The core personal consumption expenditures (PCE) price index - widely seen as the Fed’s preferred inflation gauge - came in hotter than expected on both a monthly and annual basis in the last month of 2025.
Core PCE rose 0.4% on the month in December and 3.0% year-on-year, with the latter reading the highest since November 2023 and well above the central bank’s 2% target.
At the same time, the preliminary estimate for fourth-quarter U.S. GDP growth came in at 1.4%, significantly below the consensus figure of a rise of 2.8%.
As per the CME FedWatch tool, market participants trimmed their expectations of a 25 basis point rate cut by the Fed in June after the release of the data.
Interest rates and gold have historically shown a largely inverse relationship, with gold prices falling when rates rise and vice-versa. Bullion tends to struggle when borrowing costs rise because higher yields increase the opportunity cost of holding the metal.
SCOTUS strikes down Trump’s tariffs
In a long-awaited opinion, the Supreme Court of the United States on Friday ruled 6 to 3 against Trump’s swathe of sweeping reciprocal tariffs imposed in April last year.
"IEEPA does not authorize the President to impose tariffs," the Supreme Court said, referring to the International Emergency Economic Powers Act which Trump used to impose the tariffs.

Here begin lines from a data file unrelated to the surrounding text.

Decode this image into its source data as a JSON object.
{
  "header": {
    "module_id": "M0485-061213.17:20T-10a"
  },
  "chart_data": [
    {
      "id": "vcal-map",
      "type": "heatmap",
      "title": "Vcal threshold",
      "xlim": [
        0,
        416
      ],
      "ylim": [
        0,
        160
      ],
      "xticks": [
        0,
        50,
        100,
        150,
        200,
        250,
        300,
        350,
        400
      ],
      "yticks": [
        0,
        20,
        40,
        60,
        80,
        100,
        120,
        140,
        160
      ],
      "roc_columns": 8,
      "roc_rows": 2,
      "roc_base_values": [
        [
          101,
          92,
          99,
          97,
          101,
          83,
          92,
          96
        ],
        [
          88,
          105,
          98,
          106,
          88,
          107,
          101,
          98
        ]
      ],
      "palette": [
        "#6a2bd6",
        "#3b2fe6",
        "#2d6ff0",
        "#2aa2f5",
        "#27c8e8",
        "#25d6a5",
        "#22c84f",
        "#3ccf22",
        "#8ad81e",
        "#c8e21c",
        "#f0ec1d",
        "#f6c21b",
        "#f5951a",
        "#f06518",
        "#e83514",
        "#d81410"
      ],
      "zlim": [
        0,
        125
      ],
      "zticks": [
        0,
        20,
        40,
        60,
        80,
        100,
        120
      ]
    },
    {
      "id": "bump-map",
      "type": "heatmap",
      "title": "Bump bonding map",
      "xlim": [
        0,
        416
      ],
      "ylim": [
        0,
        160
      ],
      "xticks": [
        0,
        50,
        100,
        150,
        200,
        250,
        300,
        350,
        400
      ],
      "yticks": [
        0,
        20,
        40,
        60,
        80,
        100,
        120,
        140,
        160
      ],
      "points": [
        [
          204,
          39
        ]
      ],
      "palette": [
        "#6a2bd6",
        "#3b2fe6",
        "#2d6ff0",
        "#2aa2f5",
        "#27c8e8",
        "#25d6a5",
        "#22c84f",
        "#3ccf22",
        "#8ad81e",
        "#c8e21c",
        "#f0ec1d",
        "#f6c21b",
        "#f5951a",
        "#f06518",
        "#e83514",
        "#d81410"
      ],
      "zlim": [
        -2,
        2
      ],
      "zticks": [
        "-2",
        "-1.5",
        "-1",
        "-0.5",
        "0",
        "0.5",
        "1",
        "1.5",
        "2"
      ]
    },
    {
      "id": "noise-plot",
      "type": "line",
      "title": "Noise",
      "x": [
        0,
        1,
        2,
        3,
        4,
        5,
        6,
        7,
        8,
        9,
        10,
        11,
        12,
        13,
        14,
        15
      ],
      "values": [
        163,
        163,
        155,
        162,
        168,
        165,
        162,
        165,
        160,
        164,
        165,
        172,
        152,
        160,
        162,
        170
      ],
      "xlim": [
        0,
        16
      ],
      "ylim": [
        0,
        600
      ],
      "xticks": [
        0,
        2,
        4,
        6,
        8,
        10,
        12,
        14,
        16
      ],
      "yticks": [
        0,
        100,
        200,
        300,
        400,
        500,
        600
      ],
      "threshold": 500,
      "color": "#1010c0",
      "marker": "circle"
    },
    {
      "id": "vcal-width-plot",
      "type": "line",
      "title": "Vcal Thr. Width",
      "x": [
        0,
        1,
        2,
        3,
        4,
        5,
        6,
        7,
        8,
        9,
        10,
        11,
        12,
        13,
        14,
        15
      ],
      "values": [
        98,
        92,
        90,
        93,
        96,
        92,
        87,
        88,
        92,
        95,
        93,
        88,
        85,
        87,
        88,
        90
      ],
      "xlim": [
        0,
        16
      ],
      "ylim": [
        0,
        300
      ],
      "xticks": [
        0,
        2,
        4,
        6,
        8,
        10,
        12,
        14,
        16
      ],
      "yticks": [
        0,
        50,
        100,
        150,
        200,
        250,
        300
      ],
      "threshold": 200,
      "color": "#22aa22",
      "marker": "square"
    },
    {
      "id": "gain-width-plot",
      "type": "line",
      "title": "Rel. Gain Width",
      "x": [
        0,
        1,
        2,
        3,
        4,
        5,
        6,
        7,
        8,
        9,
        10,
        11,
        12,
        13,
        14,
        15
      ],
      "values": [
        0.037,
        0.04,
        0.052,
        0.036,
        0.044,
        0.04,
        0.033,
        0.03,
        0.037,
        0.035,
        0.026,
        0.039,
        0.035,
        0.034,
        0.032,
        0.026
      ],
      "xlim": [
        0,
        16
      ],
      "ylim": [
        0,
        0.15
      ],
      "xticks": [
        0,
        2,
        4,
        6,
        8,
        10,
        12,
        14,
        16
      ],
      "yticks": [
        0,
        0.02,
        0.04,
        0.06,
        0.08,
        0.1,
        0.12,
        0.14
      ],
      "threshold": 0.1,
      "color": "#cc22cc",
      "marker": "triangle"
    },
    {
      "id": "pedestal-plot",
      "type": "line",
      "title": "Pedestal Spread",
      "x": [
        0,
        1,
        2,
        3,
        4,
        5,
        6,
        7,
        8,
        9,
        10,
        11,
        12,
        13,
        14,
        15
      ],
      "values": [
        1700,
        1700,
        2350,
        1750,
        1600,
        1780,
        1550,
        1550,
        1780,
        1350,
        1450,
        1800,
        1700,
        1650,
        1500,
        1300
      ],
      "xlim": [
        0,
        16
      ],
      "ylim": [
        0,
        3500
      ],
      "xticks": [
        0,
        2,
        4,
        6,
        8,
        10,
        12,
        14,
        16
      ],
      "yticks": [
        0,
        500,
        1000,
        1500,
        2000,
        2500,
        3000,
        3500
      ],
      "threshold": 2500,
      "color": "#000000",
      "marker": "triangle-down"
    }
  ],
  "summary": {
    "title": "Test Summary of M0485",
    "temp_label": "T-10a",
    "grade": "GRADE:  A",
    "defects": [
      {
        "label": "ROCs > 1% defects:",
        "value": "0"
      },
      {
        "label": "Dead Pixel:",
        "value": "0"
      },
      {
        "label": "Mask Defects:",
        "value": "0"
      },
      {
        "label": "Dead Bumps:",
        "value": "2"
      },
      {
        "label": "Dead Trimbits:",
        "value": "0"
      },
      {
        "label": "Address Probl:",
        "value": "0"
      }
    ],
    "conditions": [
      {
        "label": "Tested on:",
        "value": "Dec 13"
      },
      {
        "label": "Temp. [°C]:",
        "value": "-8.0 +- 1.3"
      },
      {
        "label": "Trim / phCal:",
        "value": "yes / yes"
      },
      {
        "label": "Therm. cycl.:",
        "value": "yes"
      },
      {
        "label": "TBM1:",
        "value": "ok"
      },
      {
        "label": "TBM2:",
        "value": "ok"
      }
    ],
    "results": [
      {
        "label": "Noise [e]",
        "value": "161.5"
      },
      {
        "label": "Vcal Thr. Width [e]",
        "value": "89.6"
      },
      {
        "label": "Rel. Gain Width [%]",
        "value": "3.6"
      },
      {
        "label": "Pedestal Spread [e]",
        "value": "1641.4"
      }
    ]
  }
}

"The Supreme Court’s decision removes one layer of policy pressure, but it doesn’t eliminate uncertainty; it simply changes its form. Markets were pricing tariff risk directly. Now they’ll price the policy response and broader trade dynamics," Joseph Cavatoni, senior market strategist for North America at the World Gold Council, told Investing.com.
"For gold, that distinction matters. Gold tends to respond less to the specific policy instrument and more to uncertainty around growth, inflation, and financial conditions. As long as those questions remain open, gold stays relevant as a portfolio diversifier," he said.
"Other precious metals may see more pronounced volatility in this environment. Many of them have meaningful industrial demand components alongside their investment characteristics, which means they can move more quickly as investors reassess global growth expectations and broader risk sentiment," Cavatoni added.